For 2010, F1 will take a page out of NASCAR's rulebook and mandate teams who have qualified in the top-10 to start the race on the same tires they qualified on -- forcing teams to balance between running exceptionally hard for the pole versus how they'll work their race pit strategy.
More cars will also take the grid in 2010, though some will be racing on a much more restricted budget than the series' top teams. More cars, though, might produce more on-track problems.
"We will just try to stay out of their way," said Red Bull team principal Christian Horner in an interview this week. "The danger is the time difference is going to be so big - up to five seconds a lap - and the difference in the closing speeds is massive. The potential for them to cause an incident is reasonably high,"
The slower cars, though, aren't causing as much controversy as McLaren's new car did when the teams got to Bahrain.
McLaren's MP4-25 includes an air inlet device that can be affected by the drivers' left knee.
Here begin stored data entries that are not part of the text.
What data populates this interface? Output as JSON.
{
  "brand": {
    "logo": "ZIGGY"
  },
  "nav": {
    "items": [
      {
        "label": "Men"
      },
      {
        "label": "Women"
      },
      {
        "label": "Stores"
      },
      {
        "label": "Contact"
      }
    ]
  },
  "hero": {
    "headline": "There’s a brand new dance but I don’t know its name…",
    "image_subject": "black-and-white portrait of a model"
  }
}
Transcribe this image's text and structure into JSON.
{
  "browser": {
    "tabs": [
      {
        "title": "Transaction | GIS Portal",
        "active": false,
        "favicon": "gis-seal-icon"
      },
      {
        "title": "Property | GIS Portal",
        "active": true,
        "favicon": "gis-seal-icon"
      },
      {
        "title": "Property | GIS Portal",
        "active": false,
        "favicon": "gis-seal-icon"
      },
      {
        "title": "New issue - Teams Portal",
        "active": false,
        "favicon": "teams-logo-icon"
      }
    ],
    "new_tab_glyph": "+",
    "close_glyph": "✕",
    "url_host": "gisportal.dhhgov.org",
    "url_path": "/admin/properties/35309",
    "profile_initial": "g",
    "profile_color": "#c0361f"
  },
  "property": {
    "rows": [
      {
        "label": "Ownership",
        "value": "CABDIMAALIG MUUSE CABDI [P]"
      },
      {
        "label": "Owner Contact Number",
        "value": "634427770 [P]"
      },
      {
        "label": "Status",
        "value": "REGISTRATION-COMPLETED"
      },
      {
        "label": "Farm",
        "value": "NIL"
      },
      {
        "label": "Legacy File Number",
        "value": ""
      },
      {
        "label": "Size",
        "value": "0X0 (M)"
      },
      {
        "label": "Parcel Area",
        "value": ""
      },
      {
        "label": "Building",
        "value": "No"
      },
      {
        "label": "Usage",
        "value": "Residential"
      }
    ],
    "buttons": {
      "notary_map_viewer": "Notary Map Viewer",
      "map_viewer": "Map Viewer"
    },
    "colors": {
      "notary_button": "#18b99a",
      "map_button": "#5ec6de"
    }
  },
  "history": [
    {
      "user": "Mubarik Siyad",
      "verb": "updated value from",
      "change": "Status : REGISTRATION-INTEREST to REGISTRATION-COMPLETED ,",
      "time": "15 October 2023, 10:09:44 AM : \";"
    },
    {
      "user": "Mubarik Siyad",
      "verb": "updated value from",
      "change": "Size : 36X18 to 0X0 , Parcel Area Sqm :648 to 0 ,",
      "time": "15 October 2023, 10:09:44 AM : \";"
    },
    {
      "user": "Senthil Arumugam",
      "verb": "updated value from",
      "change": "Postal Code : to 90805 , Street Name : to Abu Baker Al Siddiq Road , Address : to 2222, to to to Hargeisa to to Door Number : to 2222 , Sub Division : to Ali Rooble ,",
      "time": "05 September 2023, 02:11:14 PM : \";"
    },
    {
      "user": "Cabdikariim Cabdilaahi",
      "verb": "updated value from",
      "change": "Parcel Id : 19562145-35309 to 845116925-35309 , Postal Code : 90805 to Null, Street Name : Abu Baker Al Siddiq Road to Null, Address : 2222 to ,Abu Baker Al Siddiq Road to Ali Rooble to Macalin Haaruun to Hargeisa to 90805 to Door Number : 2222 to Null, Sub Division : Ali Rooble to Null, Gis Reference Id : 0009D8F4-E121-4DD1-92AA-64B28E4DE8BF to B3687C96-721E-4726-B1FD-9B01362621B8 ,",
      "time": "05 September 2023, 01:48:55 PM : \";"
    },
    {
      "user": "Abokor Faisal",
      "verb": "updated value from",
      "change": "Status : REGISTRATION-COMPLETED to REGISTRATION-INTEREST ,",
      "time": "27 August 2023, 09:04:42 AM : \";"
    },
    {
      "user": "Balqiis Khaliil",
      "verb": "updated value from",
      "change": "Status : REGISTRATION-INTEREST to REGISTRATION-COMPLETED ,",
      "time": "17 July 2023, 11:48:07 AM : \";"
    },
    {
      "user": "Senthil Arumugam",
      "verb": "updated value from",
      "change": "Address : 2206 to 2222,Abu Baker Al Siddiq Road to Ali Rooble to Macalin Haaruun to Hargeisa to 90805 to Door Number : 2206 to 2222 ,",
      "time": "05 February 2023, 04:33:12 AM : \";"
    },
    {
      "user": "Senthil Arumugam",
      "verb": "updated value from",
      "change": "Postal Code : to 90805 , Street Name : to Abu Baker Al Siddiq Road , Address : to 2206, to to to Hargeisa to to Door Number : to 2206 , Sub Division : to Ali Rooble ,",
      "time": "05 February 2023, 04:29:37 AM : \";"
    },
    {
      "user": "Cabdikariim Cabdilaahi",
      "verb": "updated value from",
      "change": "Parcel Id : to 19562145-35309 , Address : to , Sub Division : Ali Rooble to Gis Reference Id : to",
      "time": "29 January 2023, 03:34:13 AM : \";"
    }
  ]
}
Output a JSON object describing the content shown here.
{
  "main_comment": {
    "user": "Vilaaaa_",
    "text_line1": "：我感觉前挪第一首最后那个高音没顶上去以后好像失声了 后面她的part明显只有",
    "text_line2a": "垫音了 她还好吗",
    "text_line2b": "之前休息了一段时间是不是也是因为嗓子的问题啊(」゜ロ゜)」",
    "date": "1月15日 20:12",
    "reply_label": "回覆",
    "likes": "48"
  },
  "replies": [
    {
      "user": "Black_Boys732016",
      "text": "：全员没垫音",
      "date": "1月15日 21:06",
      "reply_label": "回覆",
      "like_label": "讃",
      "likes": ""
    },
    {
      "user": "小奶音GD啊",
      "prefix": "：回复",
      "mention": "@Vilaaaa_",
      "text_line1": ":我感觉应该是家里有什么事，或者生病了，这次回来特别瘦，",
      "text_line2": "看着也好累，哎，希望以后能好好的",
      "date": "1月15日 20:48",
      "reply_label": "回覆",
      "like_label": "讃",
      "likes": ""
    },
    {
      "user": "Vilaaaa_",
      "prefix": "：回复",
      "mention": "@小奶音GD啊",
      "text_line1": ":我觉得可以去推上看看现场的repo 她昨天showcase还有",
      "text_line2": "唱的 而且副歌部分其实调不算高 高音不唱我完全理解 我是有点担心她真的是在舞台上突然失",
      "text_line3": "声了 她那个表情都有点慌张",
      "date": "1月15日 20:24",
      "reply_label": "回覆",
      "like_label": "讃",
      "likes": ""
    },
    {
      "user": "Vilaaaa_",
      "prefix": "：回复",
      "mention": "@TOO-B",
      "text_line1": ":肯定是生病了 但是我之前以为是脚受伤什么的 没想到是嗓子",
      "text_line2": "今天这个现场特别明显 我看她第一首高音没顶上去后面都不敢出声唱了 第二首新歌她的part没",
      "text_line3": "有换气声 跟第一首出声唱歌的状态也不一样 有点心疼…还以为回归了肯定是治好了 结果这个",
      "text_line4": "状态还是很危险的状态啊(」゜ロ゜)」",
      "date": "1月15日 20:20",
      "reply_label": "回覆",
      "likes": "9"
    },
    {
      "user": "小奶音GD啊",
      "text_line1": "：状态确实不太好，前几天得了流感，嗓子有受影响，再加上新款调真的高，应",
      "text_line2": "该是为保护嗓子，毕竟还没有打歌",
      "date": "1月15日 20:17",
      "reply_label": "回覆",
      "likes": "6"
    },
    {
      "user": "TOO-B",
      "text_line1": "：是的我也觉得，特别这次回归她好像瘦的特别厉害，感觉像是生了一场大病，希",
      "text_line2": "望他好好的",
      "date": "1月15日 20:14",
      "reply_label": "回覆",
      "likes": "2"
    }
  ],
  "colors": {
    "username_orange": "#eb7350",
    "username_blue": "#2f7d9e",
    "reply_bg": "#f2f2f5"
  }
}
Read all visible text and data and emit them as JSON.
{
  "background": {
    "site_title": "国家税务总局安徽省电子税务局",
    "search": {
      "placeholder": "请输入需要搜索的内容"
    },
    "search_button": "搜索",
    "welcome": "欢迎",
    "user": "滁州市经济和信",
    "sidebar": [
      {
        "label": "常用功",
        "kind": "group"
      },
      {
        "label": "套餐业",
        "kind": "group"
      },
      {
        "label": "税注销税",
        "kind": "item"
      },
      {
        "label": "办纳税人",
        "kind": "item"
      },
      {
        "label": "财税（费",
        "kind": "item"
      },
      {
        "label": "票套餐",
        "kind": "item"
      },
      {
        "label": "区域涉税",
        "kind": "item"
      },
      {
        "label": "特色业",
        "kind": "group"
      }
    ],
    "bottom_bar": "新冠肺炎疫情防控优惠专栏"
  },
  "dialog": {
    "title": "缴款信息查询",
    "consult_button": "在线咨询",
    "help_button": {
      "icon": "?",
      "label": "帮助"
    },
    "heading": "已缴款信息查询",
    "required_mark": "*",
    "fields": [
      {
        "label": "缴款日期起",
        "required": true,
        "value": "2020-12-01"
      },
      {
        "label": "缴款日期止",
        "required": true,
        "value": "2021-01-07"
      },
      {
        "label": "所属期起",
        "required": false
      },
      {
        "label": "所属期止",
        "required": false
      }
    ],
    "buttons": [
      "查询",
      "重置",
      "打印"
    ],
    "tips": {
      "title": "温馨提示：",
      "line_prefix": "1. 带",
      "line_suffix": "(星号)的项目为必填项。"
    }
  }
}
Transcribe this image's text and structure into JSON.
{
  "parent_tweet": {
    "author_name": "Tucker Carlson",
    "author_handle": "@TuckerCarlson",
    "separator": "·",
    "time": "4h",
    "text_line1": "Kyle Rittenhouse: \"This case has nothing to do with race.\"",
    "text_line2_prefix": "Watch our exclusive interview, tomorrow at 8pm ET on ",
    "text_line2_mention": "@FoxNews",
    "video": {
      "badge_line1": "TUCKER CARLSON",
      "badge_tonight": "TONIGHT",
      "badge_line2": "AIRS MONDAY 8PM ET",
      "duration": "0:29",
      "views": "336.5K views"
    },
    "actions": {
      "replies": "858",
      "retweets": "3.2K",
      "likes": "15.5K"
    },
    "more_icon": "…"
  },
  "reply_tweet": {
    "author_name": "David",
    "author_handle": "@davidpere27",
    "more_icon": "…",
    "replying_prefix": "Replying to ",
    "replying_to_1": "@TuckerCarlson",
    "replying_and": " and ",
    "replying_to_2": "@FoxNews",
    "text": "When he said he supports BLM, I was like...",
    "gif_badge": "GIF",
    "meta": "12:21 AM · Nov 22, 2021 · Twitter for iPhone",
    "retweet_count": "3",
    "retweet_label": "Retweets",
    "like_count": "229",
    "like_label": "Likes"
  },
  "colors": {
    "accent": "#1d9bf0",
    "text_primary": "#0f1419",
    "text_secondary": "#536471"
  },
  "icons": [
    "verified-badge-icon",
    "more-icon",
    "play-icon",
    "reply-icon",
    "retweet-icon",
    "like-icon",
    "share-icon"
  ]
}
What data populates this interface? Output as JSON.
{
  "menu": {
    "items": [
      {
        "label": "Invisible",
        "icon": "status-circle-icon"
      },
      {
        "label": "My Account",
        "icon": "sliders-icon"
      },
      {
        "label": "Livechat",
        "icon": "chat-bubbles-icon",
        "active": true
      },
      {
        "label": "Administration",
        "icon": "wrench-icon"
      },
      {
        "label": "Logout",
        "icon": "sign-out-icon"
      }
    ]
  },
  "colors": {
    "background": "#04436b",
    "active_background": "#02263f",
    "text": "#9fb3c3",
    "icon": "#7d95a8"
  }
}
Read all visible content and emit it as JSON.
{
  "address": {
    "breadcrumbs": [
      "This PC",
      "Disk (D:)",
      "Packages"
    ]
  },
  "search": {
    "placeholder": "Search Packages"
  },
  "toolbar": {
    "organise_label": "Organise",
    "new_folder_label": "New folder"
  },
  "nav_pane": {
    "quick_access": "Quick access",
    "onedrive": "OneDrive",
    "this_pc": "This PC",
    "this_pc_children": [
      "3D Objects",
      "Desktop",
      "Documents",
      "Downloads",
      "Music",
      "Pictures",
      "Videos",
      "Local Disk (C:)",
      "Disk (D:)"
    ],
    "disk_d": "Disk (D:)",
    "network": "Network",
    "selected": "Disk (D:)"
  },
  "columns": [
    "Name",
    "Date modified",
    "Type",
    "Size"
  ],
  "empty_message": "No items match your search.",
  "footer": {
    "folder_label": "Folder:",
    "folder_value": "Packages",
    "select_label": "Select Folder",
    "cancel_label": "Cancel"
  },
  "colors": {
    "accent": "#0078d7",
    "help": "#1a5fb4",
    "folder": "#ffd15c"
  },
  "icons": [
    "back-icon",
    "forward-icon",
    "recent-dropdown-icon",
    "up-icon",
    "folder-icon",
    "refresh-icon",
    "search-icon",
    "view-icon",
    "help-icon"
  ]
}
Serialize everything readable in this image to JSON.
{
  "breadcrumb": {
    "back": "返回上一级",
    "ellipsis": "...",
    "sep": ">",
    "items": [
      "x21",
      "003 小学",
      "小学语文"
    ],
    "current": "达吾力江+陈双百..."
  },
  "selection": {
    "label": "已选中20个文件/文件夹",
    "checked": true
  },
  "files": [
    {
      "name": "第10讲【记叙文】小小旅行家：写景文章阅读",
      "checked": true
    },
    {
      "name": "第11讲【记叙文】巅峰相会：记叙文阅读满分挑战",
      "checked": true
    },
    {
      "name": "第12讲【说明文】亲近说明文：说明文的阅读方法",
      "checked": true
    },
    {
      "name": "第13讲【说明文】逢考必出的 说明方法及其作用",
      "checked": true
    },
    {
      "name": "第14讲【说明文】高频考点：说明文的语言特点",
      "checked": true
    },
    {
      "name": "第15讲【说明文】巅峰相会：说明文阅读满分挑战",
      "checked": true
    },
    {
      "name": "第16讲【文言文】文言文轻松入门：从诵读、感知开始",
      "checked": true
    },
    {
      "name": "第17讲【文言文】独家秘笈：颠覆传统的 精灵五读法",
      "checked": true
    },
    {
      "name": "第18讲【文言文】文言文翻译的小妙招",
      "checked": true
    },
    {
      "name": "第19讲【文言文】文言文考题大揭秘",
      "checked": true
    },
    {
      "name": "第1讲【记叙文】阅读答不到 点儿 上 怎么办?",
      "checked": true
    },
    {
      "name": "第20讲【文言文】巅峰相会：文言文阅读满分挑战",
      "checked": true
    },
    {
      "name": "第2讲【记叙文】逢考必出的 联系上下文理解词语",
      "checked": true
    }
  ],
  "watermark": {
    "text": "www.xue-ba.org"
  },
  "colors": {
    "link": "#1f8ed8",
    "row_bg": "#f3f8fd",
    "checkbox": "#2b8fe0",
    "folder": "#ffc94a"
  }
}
The device apparently alters the airflow to the rear wing, but was approved the F1 officials ahead of the Bahrain event.
Bob Bell, the technical director for Renault, however wasn't pleased with McLaren's plan, and threatened to submit an official protest against the device he label as a "joke" and "completely illegal."
Of course, all of this -- the controversy, the new stories -- have been all in a day's work for the F1 world at the start of nearly every recent season. And regardless of the hot new "it" story, we know one thing to be true: we still need 19 rounds of the championship to truly understand what F1's 60th campaign will really be like.